Monday, March 25, 2013

1000 words processing healing and arriving at no answer

I get suggestions all the time for new exercise routines and diets.  That’s to be expected, I imagine.  After all, all these long 2 years and 2 months, I have stubbornly stuck to a plan that is not a plan, a diet that is not a diet.  All I have done is hang onto a promise I made to God:  that I would let Him teach me how to love my body.  

That has to be frustrating, from outside of the wondrous world of Karen’s brain.  We like plans.  We like lists.  We like things that can be measured.  They are easy to share and by far easier to follow than a directive like, “Let God teach you…” anything at all.  I share what I do, but none of it is at all a plan or a list or measurable.

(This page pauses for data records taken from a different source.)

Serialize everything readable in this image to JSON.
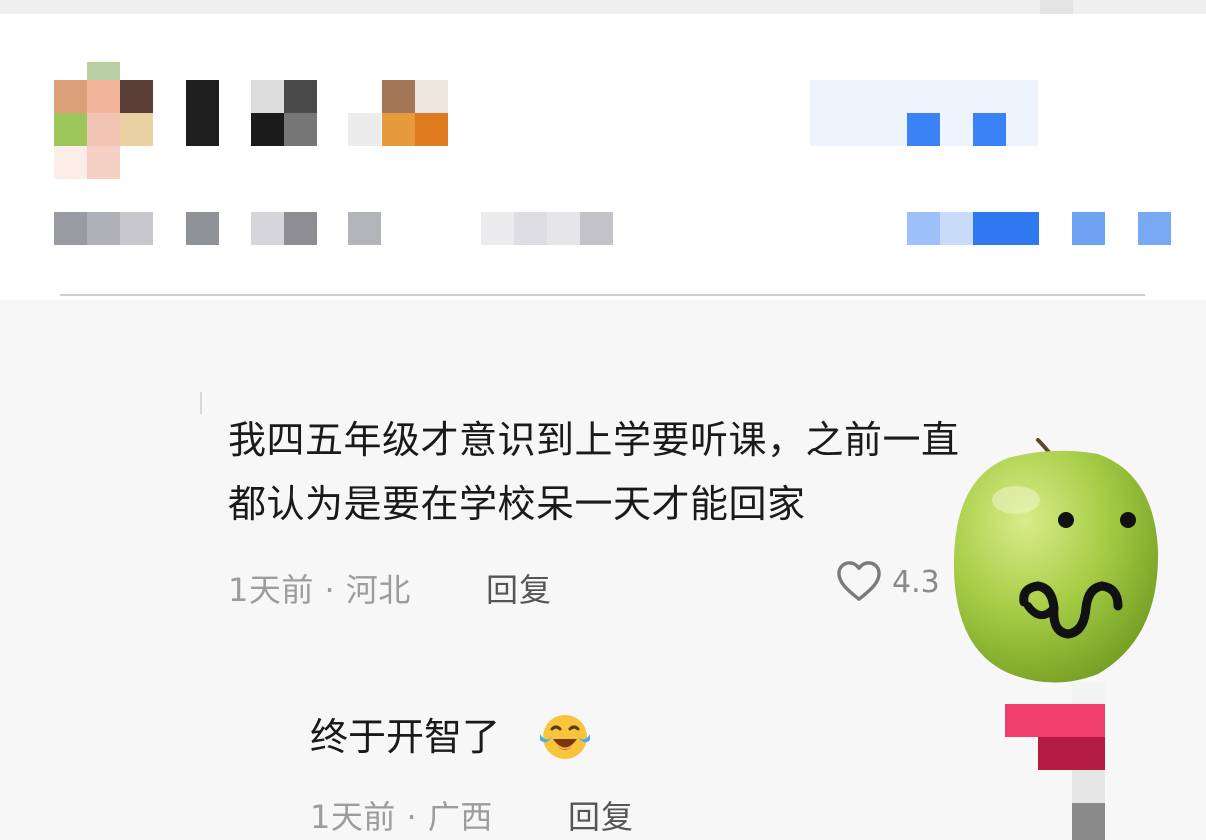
{
  "comment": {
    "line1": "我四五年级才意识到上学要听课，之前一直",
    "line2": "都认为是要在学校呆一天才能回家",
    "time": "1天前",
    "separator": "·",
    "location": "河北",
    "reply_label": "回复",
    "like_count": "4.3",
    "like_icon": "heart-outline-icon"
  },
  "reply": {
    "text": "终于开智了",
    "emoji": "crying-laughing-emoji",
    "time": "1天前",
    "separator": "·",
    "location": "广西",
    "reply_label": "回复"
  },
  "sticker": {
    "type": "green-apple-face-sticker",
    "face": "ω"
  },
  "colors": {
    "background": "#f7f7f7",
    "text": "#1a1a1a",
    "meta_text": "#9c9c9c",
    "redaction_blue": "#3b82f6"
  }
}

The suggestions are not unwelcome.  After all, some of the time, that’s how He teaches me.  He puts information in front of me and when I press into it, another piece unfolds itself to my understanding and becomes a permanent change in me.   Other stuff that I come across is just a temporary try, and soon enough reveals itself to me as more *my* idea or understanding than His – so I let it go.  Sometimes you can’t know without trying, eh?
 
I’m in the middle of a conversation with God right now and I have no idea whether it is related to this promise I made, though it seems likely that it might be.  We are talking about healing.  We are talking about the fact that I “believe” on some level that He can and will heal…have witnessed it up close…have experienced it myself, even…and yet on some other (experiential) level, I don’t believe it at all.  And I don’t know how to fix that.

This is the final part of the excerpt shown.